Justin Marquis looks at whether MOOCs are bringing forwards a teacherless classroom by looking at the current MITx initiative. Whilst the course plans seem fairly standard, the analysis is fully automated.
He provides a detailed look at the benefits of large scale implementations of these model but notes that this does not provide universal access:
Simply put, if an individual lacks a computer or compatible portable device, Internet connectivity, or even electricity, they cannot use free online educational resources, regardless of how groundbreaking and well-designed those assets are. In order to take advantage of innovative educational opportunities such as MITx, people must be able to access and use them. This is still a significant obstacle both globally and in the U.S.
Jennifer Howard looks at how Yale has decided to released materials from its online course programs in paperbook and ebook formats.
“It may seem counterintuitive for a digital project to move into books and e-books, because these are a much more conventional way of publishing,” she says.
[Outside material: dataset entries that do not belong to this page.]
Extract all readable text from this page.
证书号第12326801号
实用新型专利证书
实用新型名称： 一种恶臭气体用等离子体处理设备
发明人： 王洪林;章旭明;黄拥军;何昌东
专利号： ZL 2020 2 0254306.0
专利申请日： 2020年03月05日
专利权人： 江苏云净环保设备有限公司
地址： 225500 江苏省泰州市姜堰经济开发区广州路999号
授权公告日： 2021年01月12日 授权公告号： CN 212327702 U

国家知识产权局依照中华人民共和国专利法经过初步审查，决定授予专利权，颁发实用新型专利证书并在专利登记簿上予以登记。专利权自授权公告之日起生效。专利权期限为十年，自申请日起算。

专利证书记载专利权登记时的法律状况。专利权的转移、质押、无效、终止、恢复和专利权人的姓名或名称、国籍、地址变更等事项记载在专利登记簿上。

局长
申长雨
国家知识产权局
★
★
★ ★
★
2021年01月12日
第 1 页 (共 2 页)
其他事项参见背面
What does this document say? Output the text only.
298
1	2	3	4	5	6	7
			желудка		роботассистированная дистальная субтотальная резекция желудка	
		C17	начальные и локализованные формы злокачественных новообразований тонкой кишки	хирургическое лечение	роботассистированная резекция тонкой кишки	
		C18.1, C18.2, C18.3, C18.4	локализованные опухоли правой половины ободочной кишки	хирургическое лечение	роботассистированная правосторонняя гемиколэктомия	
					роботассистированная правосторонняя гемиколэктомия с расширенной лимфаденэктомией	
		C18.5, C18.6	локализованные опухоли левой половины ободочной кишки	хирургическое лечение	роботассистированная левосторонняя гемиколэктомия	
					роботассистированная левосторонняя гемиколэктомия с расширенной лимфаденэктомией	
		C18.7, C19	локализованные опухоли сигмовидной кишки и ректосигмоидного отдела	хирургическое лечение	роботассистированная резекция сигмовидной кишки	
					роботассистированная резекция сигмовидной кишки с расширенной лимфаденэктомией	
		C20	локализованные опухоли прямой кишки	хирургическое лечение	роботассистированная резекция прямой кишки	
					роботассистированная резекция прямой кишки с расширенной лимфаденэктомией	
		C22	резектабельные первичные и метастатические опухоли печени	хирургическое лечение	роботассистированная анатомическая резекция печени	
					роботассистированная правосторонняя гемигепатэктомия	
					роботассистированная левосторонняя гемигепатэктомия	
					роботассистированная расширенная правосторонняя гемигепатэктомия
But the Open Yale Courses are about “reaching out in every way that we could.” That includes posting audio and video versions online (via Yale’s Web site, YouTube, and iTunes), and providing transcripts and now book versions of the lectures.
Having transcripts of their lectures to work with gives faculty authors a jump-start. “It was incomparably the easiest book I have ever written,” says Shelly Kagan, a Yale professor of philosophy whose lecture course on death has become one of the Open Yale program’s most popular offerings.
The lecturers involved noted how the publishing timescales moved from several years to a few months, noting how interesting it has been to interact with learners around the world through the online courses.